A presidente Dilma Rousseff assinou na tarde de terça-feira (3) um decreto que veta qualquer tipo de propaganda de leites artificiais, mamadeiras, papinhas, fórmulas, produtos farináceos e chupetas em veículos de comunicação. A medida visa reduzir o uso de produtos comerciais na amamentação e assegurar a utilização adequada de produtos direcionados a crianças de até 3 anos.

O decreto, que regulamenta lei de 2006, foi assinado durante a abertura da 5ª Conferência Nacional de Segurança Alimentar e Nutricional, em Brasília, e entra em vigor na data de sua publicação no Diário Oficial. Além de garantir o uso apropriado de produtos para mães e bebês no período de amamentação, o documento estabelece orientações para sua comercialização.

A medida também proíbe a aplicação de descontos, doações de brindes e exposições especiais da mercadoria no supermercado. O uso de fotos, desenhos, personagens, representações gráficas infantis, bem como textos ou palavras como “baby” e “kids”, ficam proibidas nas embalagens.

“O decreto que assinei visa estimular o aleitamento materno e ao mesmo tempo estabelece regras mais precisas para a comercialização de alimentos e produtos para as nossas crianças de até 3 anos. Amamentação e alimentação saudável desde pequenininho resultarão em crianças com desenvolvimento mais elevado, mais capazes de bem conduzir o nosso país no futuro. São eles os cidadãos e cidadãzinhas que merecem nossa atenção, nosso cuidado, sobretudo nossa luta e nossos compromissos”, disse a presidente durante o evento.

O decreto determina ainda que sejam informados nos recipientes a idade adequada para cada produto e um alerta sobre a importância da amamentação. Embalagens de bicos, mamadeiras e chupetas devem conter avisos sobre o prejuízo que o uso desses produtos podem causar à amamentação.

Além disso, a distribuição de amostras grátis de novos produtos no mercado aos profissionais da saúde só poderá ser feito após 18 meses de registro junto à Agência Nacional de Vigilância Sanitária (Anvisa).

Estabelecimentos e empresas terão um ano para se adaptarem às medidas, a partir da data de publicação do decreto.
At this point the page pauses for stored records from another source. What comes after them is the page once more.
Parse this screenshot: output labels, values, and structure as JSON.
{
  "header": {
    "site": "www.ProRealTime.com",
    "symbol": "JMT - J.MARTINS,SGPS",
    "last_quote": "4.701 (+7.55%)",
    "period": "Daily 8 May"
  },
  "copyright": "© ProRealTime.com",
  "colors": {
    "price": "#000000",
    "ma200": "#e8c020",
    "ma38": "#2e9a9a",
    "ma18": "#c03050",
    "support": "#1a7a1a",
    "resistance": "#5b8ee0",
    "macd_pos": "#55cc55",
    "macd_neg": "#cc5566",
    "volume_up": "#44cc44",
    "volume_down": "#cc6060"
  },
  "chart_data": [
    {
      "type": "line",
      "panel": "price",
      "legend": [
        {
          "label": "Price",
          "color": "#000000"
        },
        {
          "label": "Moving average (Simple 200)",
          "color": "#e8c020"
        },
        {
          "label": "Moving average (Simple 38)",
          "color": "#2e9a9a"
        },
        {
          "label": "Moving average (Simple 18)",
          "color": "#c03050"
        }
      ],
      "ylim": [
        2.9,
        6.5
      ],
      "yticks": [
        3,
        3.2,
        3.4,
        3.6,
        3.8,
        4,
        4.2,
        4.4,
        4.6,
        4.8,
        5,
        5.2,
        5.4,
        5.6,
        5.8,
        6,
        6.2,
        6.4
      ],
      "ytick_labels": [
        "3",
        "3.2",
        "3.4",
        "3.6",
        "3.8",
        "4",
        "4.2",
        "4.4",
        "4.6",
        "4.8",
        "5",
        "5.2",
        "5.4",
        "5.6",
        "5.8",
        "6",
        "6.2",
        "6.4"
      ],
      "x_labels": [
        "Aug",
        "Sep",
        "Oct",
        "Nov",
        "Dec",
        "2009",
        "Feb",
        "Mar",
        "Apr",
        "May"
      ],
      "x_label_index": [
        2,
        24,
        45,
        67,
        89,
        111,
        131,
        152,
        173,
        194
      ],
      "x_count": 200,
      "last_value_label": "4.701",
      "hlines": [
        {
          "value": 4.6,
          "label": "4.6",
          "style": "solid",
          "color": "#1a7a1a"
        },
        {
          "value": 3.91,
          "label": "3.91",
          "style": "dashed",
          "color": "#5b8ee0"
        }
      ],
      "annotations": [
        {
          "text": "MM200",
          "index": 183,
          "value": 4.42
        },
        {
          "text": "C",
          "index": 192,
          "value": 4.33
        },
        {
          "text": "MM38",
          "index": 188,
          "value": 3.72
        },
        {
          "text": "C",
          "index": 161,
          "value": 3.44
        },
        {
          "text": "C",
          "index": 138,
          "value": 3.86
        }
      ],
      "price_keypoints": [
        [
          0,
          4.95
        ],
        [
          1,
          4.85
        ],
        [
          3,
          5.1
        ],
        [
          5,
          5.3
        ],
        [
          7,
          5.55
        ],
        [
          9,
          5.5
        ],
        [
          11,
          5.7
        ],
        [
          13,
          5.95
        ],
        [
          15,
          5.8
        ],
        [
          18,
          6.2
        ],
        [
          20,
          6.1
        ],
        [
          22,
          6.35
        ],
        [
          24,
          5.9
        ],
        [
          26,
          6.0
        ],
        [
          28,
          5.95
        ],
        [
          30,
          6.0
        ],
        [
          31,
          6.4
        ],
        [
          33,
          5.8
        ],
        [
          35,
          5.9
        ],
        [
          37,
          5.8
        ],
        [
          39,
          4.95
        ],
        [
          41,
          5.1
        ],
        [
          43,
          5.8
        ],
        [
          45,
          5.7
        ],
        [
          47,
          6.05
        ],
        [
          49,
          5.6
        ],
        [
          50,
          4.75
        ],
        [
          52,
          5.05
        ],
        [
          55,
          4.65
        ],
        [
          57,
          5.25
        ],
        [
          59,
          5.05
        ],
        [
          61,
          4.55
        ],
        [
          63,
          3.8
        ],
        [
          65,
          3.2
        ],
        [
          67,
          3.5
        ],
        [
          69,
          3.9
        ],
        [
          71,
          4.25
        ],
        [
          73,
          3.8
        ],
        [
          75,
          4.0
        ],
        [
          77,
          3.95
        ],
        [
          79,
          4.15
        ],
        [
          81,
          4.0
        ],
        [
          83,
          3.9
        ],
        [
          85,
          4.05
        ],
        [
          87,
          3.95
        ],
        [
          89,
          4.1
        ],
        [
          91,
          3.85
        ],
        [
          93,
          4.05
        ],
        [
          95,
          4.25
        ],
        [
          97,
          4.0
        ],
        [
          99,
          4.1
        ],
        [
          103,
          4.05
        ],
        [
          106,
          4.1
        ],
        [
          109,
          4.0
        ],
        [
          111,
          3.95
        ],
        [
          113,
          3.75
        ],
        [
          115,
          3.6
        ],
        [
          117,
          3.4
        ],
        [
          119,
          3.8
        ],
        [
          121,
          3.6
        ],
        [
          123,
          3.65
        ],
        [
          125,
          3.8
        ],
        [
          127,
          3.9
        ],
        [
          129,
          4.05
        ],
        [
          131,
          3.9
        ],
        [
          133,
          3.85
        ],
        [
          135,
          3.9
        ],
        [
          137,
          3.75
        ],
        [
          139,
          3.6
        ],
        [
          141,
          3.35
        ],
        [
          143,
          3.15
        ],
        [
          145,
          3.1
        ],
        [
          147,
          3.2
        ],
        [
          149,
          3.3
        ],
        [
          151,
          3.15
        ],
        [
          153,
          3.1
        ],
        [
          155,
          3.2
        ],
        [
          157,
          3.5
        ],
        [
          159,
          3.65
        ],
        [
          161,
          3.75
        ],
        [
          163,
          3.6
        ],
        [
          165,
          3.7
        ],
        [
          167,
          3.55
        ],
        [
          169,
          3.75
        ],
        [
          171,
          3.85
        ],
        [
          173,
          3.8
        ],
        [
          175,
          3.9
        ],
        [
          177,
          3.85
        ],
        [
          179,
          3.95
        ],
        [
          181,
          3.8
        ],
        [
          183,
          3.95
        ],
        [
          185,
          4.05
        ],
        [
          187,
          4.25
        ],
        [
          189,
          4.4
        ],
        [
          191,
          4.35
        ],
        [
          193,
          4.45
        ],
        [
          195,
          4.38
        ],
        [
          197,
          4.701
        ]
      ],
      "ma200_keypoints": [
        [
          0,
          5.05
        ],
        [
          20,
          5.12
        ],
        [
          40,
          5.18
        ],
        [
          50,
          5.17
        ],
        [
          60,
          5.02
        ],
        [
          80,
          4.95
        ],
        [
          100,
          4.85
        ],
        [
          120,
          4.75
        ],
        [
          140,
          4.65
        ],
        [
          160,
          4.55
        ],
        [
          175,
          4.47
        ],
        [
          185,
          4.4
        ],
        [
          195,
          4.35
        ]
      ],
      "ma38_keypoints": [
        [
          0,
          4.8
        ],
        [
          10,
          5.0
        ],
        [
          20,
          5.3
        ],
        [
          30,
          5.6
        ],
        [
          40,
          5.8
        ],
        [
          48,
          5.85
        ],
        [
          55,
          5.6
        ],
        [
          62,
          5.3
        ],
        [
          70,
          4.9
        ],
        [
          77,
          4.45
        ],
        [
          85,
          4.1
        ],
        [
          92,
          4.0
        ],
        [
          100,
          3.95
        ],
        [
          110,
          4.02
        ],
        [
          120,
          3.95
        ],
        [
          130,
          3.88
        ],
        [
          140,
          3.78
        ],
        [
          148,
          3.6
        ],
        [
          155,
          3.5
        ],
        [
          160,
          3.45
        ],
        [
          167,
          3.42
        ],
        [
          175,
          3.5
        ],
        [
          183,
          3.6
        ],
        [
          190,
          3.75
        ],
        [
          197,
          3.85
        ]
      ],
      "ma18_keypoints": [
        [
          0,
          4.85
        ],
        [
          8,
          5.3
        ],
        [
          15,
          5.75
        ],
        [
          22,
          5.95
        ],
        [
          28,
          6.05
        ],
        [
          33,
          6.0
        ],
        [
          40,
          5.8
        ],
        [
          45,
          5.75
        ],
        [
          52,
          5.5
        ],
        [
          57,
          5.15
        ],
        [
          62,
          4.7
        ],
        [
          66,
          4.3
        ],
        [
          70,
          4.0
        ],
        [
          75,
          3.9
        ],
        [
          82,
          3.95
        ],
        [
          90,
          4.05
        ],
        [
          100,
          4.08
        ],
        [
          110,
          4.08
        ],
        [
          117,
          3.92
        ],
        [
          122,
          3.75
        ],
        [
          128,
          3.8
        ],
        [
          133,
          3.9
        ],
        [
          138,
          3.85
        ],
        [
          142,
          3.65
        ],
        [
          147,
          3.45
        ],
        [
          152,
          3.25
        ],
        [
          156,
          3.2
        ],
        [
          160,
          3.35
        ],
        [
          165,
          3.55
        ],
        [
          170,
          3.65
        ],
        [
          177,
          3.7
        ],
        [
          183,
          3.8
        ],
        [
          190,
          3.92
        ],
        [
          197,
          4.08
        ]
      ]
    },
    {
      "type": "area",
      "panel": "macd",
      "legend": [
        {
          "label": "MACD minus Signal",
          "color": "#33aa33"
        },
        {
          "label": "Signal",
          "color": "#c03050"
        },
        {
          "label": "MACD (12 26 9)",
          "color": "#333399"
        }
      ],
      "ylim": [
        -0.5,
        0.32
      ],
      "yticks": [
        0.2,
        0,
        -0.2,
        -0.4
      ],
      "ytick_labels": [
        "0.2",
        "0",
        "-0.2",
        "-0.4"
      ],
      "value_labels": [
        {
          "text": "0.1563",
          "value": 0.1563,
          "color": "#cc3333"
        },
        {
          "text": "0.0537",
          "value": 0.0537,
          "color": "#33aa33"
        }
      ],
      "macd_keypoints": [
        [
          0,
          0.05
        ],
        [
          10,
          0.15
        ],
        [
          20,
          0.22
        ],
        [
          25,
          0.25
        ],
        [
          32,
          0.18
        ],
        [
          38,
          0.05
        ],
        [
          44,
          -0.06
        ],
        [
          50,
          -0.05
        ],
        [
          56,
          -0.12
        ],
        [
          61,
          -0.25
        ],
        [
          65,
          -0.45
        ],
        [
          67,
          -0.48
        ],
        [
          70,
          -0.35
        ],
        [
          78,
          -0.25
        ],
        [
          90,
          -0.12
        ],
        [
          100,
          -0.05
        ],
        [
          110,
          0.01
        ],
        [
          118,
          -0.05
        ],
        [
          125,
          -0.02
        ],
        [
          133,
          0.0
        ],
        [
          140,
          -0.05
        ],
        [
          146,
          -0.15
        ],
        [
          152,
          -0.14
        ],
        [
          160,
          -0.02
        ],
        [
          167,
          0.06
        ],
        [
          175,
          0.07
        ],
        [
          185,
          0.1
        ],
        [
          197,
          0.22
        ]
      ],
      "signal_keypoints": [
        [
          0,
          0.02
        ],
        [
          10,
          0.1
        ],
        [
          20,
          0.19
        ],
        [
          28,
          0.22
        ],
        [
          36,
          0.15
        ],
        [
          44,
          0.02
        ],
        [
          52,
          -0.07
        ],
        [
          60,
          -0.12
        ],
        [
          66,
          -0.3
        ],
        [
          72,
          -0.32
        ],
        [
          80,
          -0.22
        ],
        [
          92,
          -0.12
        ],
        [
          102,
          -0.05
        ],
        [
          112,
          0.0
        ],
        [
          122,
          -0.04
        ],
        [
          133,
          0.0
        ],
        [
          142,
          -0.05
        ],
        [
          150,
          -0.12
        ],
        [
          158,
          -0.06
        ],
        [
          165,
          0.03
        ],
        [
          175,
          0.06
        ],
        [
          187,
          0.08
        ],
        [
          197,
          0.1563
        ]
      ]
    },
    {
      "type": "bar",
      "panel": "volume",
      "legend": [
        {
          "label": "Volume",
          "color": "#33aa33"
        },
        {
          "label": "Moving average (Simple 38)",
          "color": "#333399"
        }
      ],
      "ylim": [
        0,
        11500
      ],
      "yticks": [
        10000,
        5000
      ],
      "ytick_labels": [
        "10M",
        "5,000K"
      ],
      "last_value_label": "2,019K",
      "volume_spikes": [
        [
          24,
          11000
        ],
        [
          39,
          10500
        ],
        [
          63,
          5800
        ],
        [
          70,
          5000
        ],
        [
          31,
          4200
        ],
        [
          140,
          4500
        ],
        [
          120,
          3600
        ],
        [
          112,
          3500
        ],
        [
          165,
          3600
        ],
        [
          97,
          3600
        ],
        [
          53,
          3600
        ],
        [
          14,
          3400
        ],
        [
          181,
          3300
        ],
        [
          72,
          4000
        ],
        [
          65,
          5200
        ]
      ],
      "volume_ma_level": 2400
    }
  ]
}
O descumprimento da lei pode acarretar em interdição e multa de até R$ 1,5 milhão. As secretarias estaduais de saúde devem determinar quais órgãos serão responsáveis pela fiscalização.

O Ministério da Saúde e a Organização Mundial da Saúde (OMS) recomendam que os bebês sejam amamentados pelo menos até os 2 anos de idade e que o leite materno seja o único alimento até o sexto mês de vida. A estimativa é que o aleitamento materno seja capaz de diminuir em até 13% a morte de crianças de 5 anos em todo o mundo.